S35, traversing the abnormal data set D _s Setting a penalty weight threshold z to 0.9, deleting the penalty weight epsilon _i Updating Ds and the total number m of abnormal samples after deleting abnormal data samples of more than z;

s36, setting the iteration number N of the basic model phi to be 50, and judging the abnormal data set D according to whether the iteration number of the basic model updating abnormal data set is greater than 50 _s Whether the abnormal data set is optimal or not, if so, the abnormal data set D below _s As the optimal abnormal data set, the process proceeds to S4, and otherwise returns to S34.

The technical scheme of the invention is not limited to the specific embodiment, and all technical modifications made according to the technical scheme of the invention fall within the protection scope of the invention.

Claims

1. The method for identifying and rejecting abnormal data is characterized by comprising the following steps:

s3, establishing a basic model, importing a training data set for optimization training, and obtaining an optimal abnormal data set; the method specifically comprises the following steps:

s32, importing a normal data set and an abnormal data set into a basic model, and obtaining a prediction result of each data, wherein the set of the prediction results is expressed as Y=phi (X), and Y= { (mu) ₁ ，ν ₁ )，(μ ₂ ，ν ₂ )，...，(μ _n ，ν _n ) -wherein u and v are the prediction probability value and the prediction label, respectively;

S35, traversing the abnormal data set D _s Setting a penalty weight threshold z, deleting the penalty weight epsilon _i Abnormal data sample of > z, update D after deletion _s And the total number of abnormal samples m;

s36, judging abnormal data set D _s Whether the abnormal data set is optimal or not, if so, the abnormal data set D below _s As the optimal abnormal data set, entering into S4, otherwise returning to S34;

2. The method of recognizing and removing abnormal data according to claim 1, wherein S1 includes:

s11, training data set D is represented as d= { (x) ₁ ，y ₁ )，(x ₂ ，y ₂ )，...，(x _n ，y _n ) Each set of attributes of training dataset D is noted asWhere n is the number of datasets, k is the number of attributes, x _i For each piece of data, y _i A label corresponding to the label;

s12, calculating attribute weight W in X _x ＝{w _x ¹ ，w _x ² ，...，w _x ^k -w is _x ^k For each attribute in XIs expressed as +.>Wherein V is an attribute->Is used to determine the number of possible values of V,dividing D results in V branch nodes, wherein the V-th branch node comprises all of the attribute values of D as +.>Is denoted as D ^v 。

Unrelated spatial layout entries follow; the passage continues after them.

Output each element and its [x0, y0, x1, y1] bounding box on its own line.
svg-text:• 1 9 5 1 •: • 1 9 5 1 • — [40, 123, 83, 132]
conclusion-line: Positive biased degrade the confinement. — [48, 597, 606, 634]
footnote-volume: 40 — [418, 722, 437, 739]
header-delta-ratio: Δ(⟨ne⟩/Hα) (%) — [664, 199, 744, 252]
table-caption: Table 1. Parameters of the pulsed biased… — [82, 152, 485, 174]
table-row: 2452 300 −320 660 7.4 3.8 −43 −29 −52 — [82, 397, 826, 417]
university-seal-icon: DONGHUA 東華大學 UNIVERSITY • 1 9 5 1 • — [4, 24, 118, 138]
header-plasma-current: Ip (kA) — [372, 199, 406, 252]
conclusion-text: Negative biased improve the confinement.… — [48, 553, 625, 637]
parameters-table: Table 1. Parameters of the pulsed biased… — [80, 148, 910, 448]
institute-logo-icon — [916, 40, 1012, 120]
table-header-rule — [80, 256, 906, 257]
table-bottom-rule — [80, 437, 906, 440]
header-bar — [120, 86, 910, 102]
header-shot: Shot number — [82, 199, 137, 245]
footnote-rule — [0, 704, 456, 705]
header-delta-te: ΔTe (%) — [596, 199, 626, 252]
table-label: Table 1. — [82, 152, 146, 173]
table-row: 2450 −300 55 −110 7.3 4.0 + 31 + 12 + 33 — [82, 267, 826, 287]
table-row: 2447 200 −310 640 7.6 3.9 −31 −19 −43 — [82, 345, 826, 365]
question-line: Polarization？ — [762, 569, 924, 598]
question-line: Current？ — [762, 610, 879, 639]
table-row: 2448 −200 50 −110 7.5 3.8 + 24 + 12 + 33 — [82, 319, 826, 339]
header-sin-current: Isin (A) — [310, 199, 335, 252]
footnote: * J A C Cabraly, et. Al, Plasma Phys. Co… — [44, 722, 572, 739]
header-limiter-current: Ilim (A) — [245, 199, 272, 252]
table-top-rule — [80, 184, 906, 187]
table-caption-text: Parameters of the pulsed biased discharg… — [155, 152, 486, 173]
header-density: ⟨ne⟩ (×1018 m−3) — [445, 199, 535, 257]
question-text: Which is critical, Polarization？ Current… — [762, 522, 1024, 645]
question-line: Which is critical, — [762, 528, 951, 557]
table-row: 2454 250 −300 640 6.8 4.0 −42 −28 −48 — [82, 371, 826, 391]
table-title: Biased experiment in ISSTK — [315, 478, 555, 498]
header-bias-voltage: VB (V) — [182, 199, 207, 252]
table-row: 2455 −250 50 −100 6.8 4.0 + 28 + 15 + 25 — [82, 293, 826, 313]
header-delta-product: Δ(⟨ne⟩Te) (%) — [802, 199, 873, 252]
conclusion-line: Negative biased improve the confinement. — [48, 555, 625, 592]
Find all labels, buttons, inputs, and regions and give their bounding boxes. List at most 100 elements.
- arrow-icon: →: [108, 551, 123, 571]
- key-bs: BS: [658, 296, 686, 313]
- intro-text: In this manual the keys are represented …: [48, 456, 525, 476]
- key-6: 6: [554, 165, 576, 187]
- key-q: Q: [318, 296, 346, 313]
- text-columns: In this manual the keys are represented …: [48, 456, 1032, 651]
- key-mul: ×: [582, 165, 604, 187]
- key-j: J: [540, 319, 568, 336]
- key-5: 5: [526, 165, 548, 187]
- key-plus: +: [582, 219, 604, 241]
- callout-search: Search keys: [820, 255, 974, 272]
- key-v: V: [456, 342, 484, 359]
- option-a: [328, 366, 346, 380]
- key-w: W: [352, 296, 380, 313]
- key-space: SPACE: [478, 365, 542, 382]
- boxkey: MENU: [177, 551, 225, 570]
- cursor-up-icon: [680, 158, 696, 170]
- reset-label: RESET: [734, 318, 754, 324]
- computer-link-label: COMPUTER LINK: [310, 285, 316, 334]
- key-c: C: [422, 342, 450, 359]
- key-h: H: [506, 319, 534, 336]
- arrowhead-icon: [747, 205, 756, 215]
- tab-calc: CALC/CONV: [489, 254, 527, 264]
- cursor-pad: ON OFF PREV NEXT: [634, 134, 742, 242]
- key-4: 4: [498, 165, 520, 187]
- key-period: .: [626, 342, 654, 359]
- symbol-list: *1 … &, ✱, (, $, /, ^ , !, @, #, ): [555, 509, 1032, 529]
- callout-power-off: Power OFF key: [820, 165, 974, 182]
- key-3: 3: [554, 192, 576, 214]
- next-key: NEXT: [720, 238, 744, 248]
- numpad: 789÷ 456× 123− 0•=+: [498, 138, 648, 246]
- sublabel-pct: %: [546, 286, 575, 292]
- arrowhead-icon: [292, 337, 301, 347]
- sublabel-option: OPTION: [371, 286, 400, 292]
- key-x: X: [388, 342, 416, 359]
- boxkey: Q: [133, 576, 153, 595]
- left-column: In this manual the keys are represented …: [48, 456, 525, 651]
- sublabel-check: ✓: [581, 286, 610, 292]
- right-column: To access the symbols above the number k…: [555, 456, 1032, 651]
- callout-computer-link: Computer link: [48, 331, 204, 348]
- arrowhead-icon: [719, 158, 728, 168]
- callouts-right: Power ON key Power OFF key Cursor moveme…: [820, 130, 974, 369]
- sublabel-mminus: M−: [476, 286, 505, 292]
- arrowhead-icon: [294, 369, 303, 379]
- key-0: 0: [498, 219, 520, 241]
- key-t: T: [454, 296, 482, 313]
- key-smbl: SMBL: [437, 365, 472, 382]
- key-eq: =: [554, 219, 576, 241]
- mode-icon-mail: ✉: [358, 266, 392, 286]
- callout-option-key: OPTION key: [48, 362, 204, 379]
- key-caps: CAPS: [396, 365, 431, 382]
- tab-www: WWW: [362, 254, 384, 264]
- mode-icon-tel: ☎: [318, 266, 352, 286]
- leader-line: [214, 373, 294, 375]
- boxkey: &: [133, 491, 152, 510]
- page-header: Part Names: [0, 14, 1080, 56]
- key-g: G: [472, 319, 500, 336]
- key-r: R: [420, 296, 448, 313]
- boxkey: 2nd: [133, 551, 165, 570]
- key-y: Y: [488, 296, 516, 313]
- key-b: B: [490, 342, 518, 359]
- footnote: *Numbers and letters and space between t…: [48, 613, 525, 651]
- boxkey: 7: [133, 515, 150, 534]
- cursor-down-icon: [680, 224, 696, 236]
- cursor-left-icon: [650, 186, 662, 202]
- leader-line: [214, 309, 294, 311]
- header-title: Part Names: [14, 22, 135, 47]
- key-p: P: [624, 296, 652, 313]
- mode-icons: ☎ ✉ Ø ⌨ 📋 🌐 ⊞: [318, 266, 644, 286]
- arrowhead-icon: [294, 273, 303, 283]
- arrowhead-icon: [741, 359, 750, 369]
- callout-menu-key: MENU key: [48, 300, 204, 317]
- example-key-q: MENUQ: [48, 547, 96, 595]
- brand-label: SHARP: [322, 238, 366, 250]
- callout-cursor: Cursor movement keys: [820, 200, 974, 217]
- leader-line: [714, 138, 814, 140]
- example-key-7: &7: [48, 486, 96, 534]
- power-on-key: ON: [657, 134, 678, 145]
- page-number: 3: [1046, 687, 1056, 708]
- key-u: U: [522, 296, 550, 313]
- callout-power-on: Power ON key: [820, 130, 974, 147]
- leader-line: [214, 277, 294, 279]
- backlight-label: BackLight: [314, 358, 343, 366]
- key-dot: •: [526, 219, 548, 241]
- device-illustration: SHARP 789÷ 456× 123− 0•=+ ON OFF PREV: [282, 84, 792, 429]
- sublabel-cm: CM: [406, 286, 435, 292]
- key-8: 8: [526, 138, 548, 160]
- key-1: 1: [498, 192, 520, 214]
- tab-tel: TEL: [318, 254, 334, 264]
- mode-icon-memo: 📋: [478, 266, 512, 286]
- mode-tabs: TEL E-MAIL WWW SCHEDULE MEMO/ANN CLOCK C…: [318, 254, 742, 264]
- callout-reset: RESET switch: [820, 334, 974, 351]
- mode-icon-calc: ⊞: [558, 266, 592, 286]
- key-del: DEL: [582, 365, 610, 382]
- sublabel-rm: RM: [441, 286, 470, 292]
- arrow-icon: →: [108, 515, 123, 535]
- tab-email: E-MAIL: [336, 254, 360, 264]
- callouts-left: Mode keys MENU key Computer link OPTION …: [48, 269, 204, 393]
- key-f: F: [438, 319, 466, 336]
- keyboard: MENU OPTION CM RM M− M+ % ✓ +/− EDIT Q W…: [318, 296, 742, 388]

3. The method of recognizing and removing abnormal data according to claim 2, wherein S2 includes:

s21, establishing a binary tree set based on attribute weights, selecting J attributes according to the attribute weights of X, and using each attribute in the J attributesEstablishing a binary Tree _t Its attribute weight is equal to W _x W of (3) _x ⁱ Correspondingly, randomly select one +>Values of (2)As Root of the binary tree _t The binary Tree _t Left and right subtrees pressGeneration of-> Is attribute ofMinimum value->For attribute->Filter (x) is the filter function and q is x in the dataset D _i In attribute->The value of (i.e.)>Is->Putting a left subtree, otherwise putting a right subtree, completing the establishment of the binary Tree in a recursion manner to generate J binary trees, and forming a binary Tree set F= { Tree based on attribute weight ₁ ，Tree ₂ ，...，Tree _J }；

Each piece of data in S22, DTraversing the binary tree in F and calculating x _i At the depth h, x of each binary tree _i At the binary Tree _j Is h×w _x ^k Denoted as s _j ；

4. The method of recognizing and eliminating abnormal data according to claim 1, wherein in S36, the number of iterations N of the basic model Φ is set to 50, and the abnormal data set D is judged according to whether the number of iterations of updating the abnormal data set of the basic model is greater than 50 _s Whether it is an optimal abnormal data set.

5. The method for recognizing and eliminating abnormal data according to claim 1, wherein the penalty weight threshold z is 0.9, the threshold κ is 0.8, and the number T is 50.

6. The method of recognizing and eliminating abnormal data according to claim 3, wherein in S21, the first J attributes are selected by sorting from large to small attribute weight values of X.